LA PAROLA

Quisquilie

O quisquiglie, ma rigorosamente al plurale, anziché quisquìlia, come ha insegnato la buon’anima di Totò – all’anagrafe Antonio Griffo Focas Flavio Angelo Ducas Comneno Porfirogenito Gagliardi De Curtis di Bisanzio, brevemente detto Antonio de Curtis – che le quisquilie le ha immortalate mettendole insieme alle sciocchezzuole, alle bazzecole ed alle pinzillacchere, a questioni, insomma, di cui non curarsi molto, cui prestare poca attenzione, essendo insignificanti ed immeritevoli di riguardo.

Nota giustamente il sito “Una parola al giorno”: «È molto bello osservare come una parola originariamente piuttosto dura si sia così tanto addolcita».

Le quisquiliaequisquiliarum, infatti, in latino erano l’immondezza, la feccia e la parola conserva il significato di imperfezione, impurità com’ebbe ad usarla Dante: «de li occhi miei ogne quisquilia / Fugò Beatrice col raggio d’i suoi» (Paradiso, XXVI, 75).

Di lì – da quel neo, da quella minuscola smagliatura, originariamente attribuibile al pattume, alla ‘munnezza, al rusco – la quisquìlia è risorta a minuzia, a inezia, a cosa di nessun conto della quale non merita occuparsi o perderci tempo in discussioni, perché ci si perde a star dietro alle quisquilie, non val la pena litigare per esse.

Naturalmente la parola la si può usare per dire di cose che invece hanno gran peso ed una certa rilevanza.

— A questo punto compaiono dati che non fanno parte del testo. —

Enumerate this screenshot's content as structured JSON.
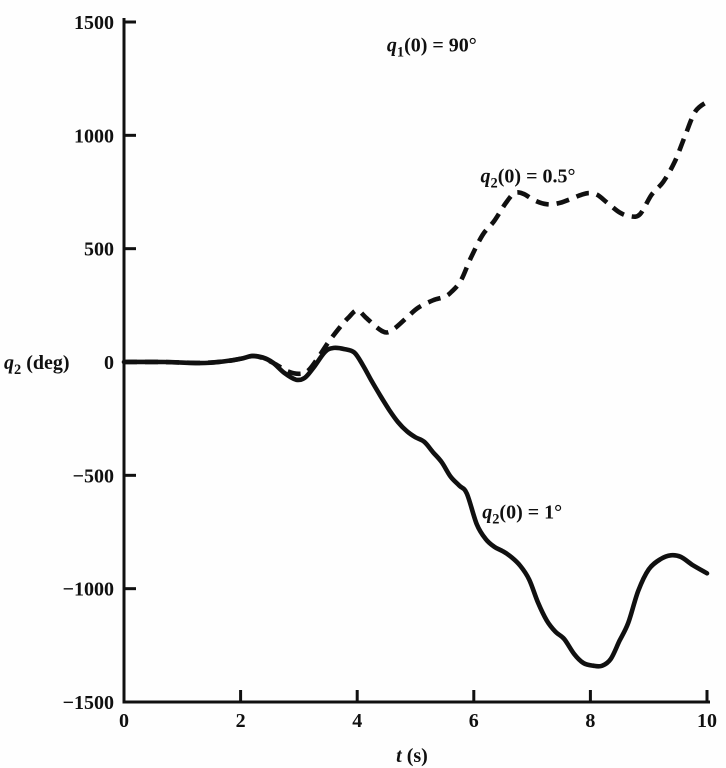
{
  "figure": {
    "background": "#fefefe",
    "ink_color": "#101010"
  },
  "chart_data": {
    "type": "line",
    "title": "",
    "xlabel": "t (s)",
    "ylabel": "q2 (deg)",
    "xlabel_parts": [
      {
        "t": "t",
        "i": true
      },
      {
        "t": " (s)"
      }
    ],
    "ylabel_parts": [
      {
        "t": "q",
        "i": true
      },
      {
        "t": "2",
        "sub": true
      },
      {
        "t": " (deg)"
      }
    ],
    "xlim": [
      0,
      10
    ],
    "ylim": [
      -1500,
      1500
    ],
    "x_ticks": [
      0,
      2,
      4,
      6,
      8,
      10
    ],
    "x_tick_labels": [
      "0",
      "2",
      "4",
      "6",
      "8",
      "10"
    ],
    "y_ticks": [
      1500,
      1000,
      500,
      0,
      -500,
      -1000,
      -1500
    ],
    "y_tick_labels": [
      "1500",
      "1000",
      "500",
      "0",
      "−500",
      "−1000",
      "−1500"
    ],
    "grid": false,
    "legend_position": "inline-annotations",
    "annotations": [
      {
        "id": "initial-condition-q1",
        "x": 5.28,
        "y": 1400,
        "anchor": "middle",
        "parts": [
          {
            "t": "q",
            "i": true
          },
          {
            "t": "1",
            "sub": true
          },
          {
            "t": "(0) = 90°"
          }
        ]
      },
      {
        "id": "series-label-dashed",
        "x": 6.93,
        "y": 822,
        "anchor": "middle",
        "parts": [
          {
            "t": "q",
            "i": true
          },
          {
            "t": "2",
            "sub": true
          },
          {
            "t": "(0) = 0.5°"
          }
        ]
      },
      {
        "id": "series-label-solid",
        "x": 6.83,
        "y": -660,
        "anchor": "middle",
        "parts": [
          {
            "t": "q",
            "i": true
          },
          {
            "t": "2",
            "sub": true
          },
          {
            "t": "(0) = 1°"
          }
        ]
      }
    ],
    "series": [
      {
        "name": "q2(0) = 1°",
        "style": "solid",
        "points": [
          [
            0,
            0
          ],
          [
            0.7,
            0
          ],
          [
            1.3,
            -5
          ],
          [
            1.7,
            2
          ],
          [
            2.0,
            14
          ],
          [
            2.2,
            27
          ],
          [
            2.38,
            20
          ],
          [
            2.55,
            -2
          ],
          [
            2.75,
            -48
          ],
          [
            2.95,
            -78
          ],
          [
            3.1,
            -70
          ],
          [
            3.25,
            -25
          ],
          [
            3.45,
            45
          ],
          [
            3.6,
            62
          ],
          [
            3.78,
            57
          ],
          [
            3.95,
            42
          ],
          [
            4.1,
            -15
          ],
          [
            4.25,
            -85
          ],
          [
            4.4,
            -150
          ],
          [
            4.55,
            -212
          ],
          [
            4.7,
            -265
          ],
          [
            4.85,
            -305
          ],
          [
            5.0,
            -332
          ],
          [
            5.15,
            -352
          ],
          [
            5.3,
            -398
          ],
          [
            5.45,
            -442
          ],
          [
            5.6,
            -505
          ],
          [
            5.75,
            -545
          ],
          [
            5.88,
            -580
          ],
          [
            6.05,
            -715
          ],
          [
            6.2,
            -780
          ],
          [
            6.35,
            -815
          ],
          [
            6.5,
            -835
          ],
          [
            6.65,
            -862
          ],
          [
            6.8,
            -900
          ],
          [
            6.95,
            -960
          ],
          [
            7.1,
            -1060
          ],
          [
            7.25,
            -1140
          ],
          [
            7.4,
            -1190
          ],
          [
            7.55,
            -1222
          ],
          [
            7.72,
            -1288
          ],
          [
            7.88,
            -1328
          ],
          [
            8.05,
            -1340
          ],
          [
            8.2,
            -1340
          ],
          [
            8.35,
            -1310
          ],
          [
            8.5,
            -1230
          ],
          [
            8.65,
            -1150
          ],
          [
            8.82,
            -1010
          ],
          [
            9.0,
            -915
          ],
          [
            9.2,
            -870
          ],
          [
            9.38,
            -853
          ],
          [
            9.55,
            -860
          ],
          [
            9.75,
            -895
          ],
          [
            10,
            -932
          ]
        ]
      },
      {
        "name": "q2(0) = 0.5°",
        "style": "dashed",
        "points": [
          [
            0,
            0
          ],
          [
            0.7,
            0
          ],
          [
            1.3,
            -4
          ],
          [
            1.7,
            2
          ],
          [
            2.0,
            14
          ],
          [
            2.2,
            26
          ],
          [
            2.4,
            16
          ],
          [
            2.6,
            -10
          ],
          [
            2.8,
            -40
          ],
          [
            3.0,
            -52
          ],
          [
            3.15,
            -40
          ],
          [
            3.3,
            8
          ],
          [
            3.5,
            85
          ],
          [
            3.7,
            152
          ],
          [
            3.85,
            196
          ],
          [
            4.0,
            228
          ],
          [
            4.15,
            196
          ],
          [
            4.35,
            150
          ],
          [
            4.5,
            130
          ],
          [
            4.65,
            150
          ],
          [
            4.85,
            196
          ],
          [
            5.05,
            240
          ],
          [
            5.3,
            272
          ],
          [
            5.5,
            288
          ],
          [
            5.62,
            310
          ],
          [
            5.78,
            360
          ],
          [
            5.95,
            460
          ],
          [
            6.15,
            560
          ],
          [
            6.35,
            622
          ],
          [
            6.55,
            702
          ],
          [
            6.7,
            745
          ],
          [
            6.85,
            742
          ],
          [
            7.05,
            712
          ],
          [
            7.25,
            696
          ],
          [
            7.45,
            700
          ],
          [
            7.65,
            718
          ],
          [
            7.85,
            738
          ],
          [
            7.98,
            745
          ],
          [
            8.12,
            737
          ],
          [
            8.3,
            700
          ],
          [
            8.5,
            660
          ],
          [
            8.68,
            643
          ],
          [
            8.85,
            652
          ],
          [
            9.05,
            738
          ],
          [
            9.25,
            795
          ],
          [
            9.45,
            885
          ],
          [
            9.62,
            995
          ],
          [
            9.8,
            1105
          ],
          [
            10,
            1148
          ]
        ]
      }
    ]
  }
}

Basta usarla in senso negativo come fece Palazzeschi riferendosi ad un assegno a vuoto di cinquecentomila lire: «non si tratta di quisquilie, di cose rimediabili facilmente».

Nell’antica Roma, quand’appunto indicavano il letamaio e quanto merita d’esser gettato – la feccia – in senso figurato venivano impiegate riferendosi alla gentaglia, la teppa, i marrani, da non confondersi con quelli che in siciliano si chiamano i quacquaraquà, una delle cinque categorie – insieme a «gli uomini, i mezz’uomini, gli ominicchi, i (con rispetto parlando) pigliainculo» – in cui Leonardo Sciascia ne Il giorno della civetta, servendosi di questa voce fonosimbolica che ricorda il verso delle oche, divideva l’umanità, ai quali il nostro Totò avrebbe forse dato anche il nome di caporali.

«Insomma – notano ancora Massimo e Giorgio, animatori di “Una parola al giorno” –, si è passati dallo spregio al poco conto, un poco conto colorato da un’aria bonaria – senza gli spigoli della stupidaggine o dell’inezia».

Per loro la bellezza di questa parola risiede «nell’unione fra eleganza e ironia». Merita dunque servirsene per tagliar corto durante una discussione espungendo gli argomenti superflui e ridondanti; per chiedere scusa dopo essersi arrabbiati sminuendo i motivi della furia; per rassicurare chi fa domande sulla propria stemperando i motivi della preoccupazione.

In definitiva, dunque, le quisquilie non sono affatto sciocchezzuole, bazzecole o pinzillacchere.